Переходим к прочим животным. Кроме голубей и дроздов в небе над островом пролетают чайки и канюки. Иногда появляется удод в роскошном тропическом наряде, чужак, взмывающий ввысь и, раскинув крылья, планирующий к земле. Изредка встречаются маленькие неопасные змеи, и во множестве — черепахи, ящерки, гекконы, безмолвные пауки, плетущие изумительные многоугольные сети для ловли мух и крошечных молей, вылетающих из меховых шуб, и разные другие насекомые, которых моя метла, тихонько шурша, сметает с дорожек. Осенью появляются одинокие вулканические бабочки и рассаживаются всегда на одной и той же крассуле. Животные, возвращаясь каждый год, с новой страстью предаются разнузданному сексу: весь круг повторяется. Будь они людьми, меня окружал бы колоссальный, бесстыдный секс-клуб: ведь им не приходит в голову скрывать свою причастность к единому вечному природному циклу. Особенно впечатляет соитие черепах: процесс сопровождается громкими, победоносными криками. Первое время я не знал, откуда несутся эти звуки, но теперь выбегаю из дому, словно взволнованный отец жениха, ибо то, что происходит, есть акт героизма. Черепашки мужского пола почему-то меньше своих дам, и мне неизвестно, общаются ли они друг с другом, но меня всякий раз поражают его упорные попытки взобраться на нее и то, как она, понимая, что от судьбы не уйдешь, все-таки делает шаг вперед, а он сползает наземь.
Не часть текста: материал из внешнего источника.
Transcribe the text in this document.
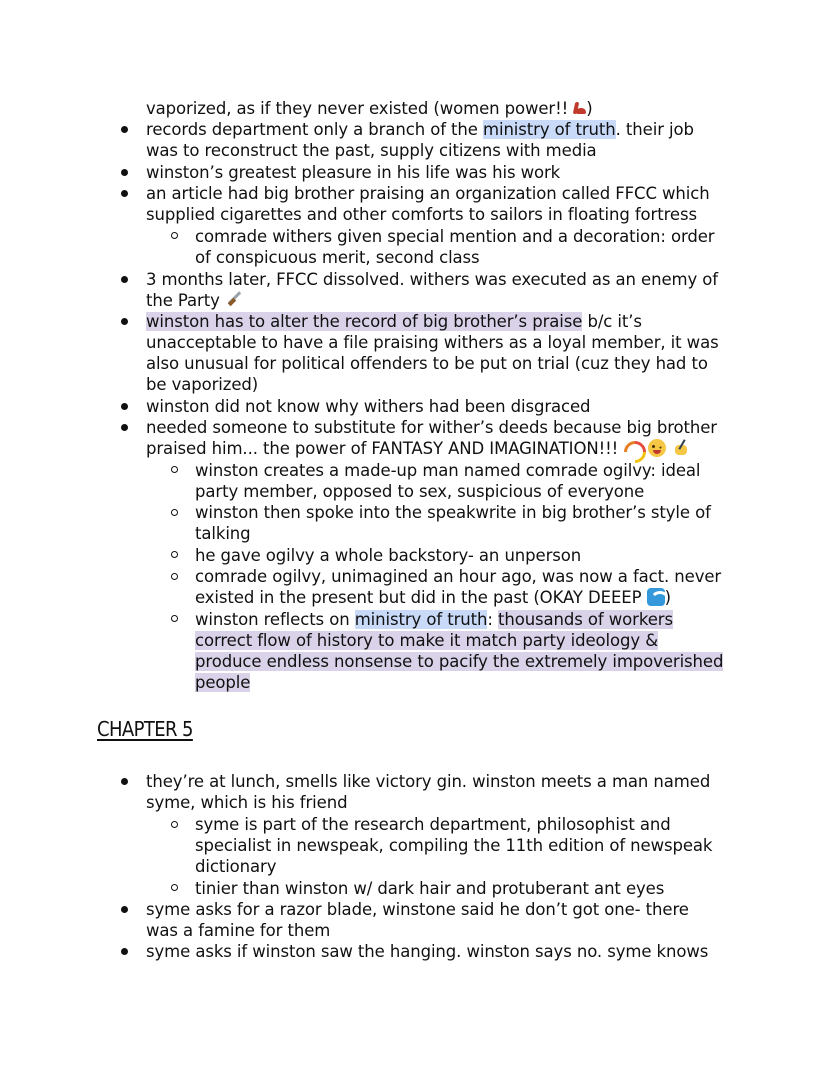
vaporized, as if they never existed (women power!! )
records department only a branch of the ministry of truth. their job
was to reconstruct the past, supply citizens with media
winston’s greatest pleasure in his life was his work
an article had big brother praising an organization called FFCC which
supplied cigarettes and other comforts to sailors in floating fortress
comrade withers given special mention and a decoration: order
of conspicuous merit, second class
3 months later, FFCC dissolved. withers was executed as an enemy of
the Party
winston has to alter the record of big brother’s praise b/c it’s
unacceptable to have a file praising withers as a loyal member, it was
also unusual for political offenders to be put on trial (cuz they had to
be vaporized)
winston did not know why withers had been disgraced
needed someone to substitute for wither’s deeds because big brother
praised him... the power of FANTASY AND IMAGINATION!!!
winston creates a made-up man named comrade ogilvy: ideal
party member, opposed to sex, suspicious of everyone
winston then spoke into the speakwrite in big brother’s style of
talking
he gave ogilvy a whole backstory- an unperson
comrade ogilvy, unimagined an hour ago, was now a fact. never
existed in the present but did in the past (OKAY DEEEP )
winston reflects on ministry of truth: thousands of workers
correct flow of history to make it match party ideology &
produce endless nonsense to pacify the extremely impoverished
people
CHAPTER 5
they’re at lunch, smells like victory gin. winston meets a man named
syme, which is his friend
syme is part of the research department, philosophist and
specialist in newspeak, compiling the 11th edition of newspeak
dictionary
tinier than winston w/ dark hair and protuberant ant eyes
syme asks for a razor blade, winstone said he don’t got one- there
was a famine for them
syme asks if winston saw the hanging. winston says no. syme knows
Снова и снова он пытается насадить ее на спрятанный внутри панциря изогнутый крючок, который я долго считал хвостом; это повторяется снова и снова: стоит ему приблизиться к цели, как она делает свой фатальный шаг вперед. Неясно, поют ли они друг другу серенады, но любовная игра заканчивается, когда ему удается загнать ее в угол между камнями: уткнувшись в стену, она застывает на месте. И тут свершается таинство зачатия крошечных черепашек, которых после я буду находить под слоем земли. Теперь-то мне известна последовательность действий, но, увидав их старания впервые, я перепугался не на шутку. Впрочем, они испугались еще сильнее. По-моему, в этом зрелище заключена квинтэссенция неотвратимости процессов, происходящих в природе. А кончается все величавым поворотом ее головы (на самом-то деле не всегда понятно, где у них голова) в мою сторону, словно отдается приказ: воды! Я лью воду на красные плитки террасы, и они, склонив морщинистые головы, язычками слизывают с пола живительную влагу. И надолго исчезают из виду: вероятно, забравшись в тихое место, отдаются работе над своими книгами.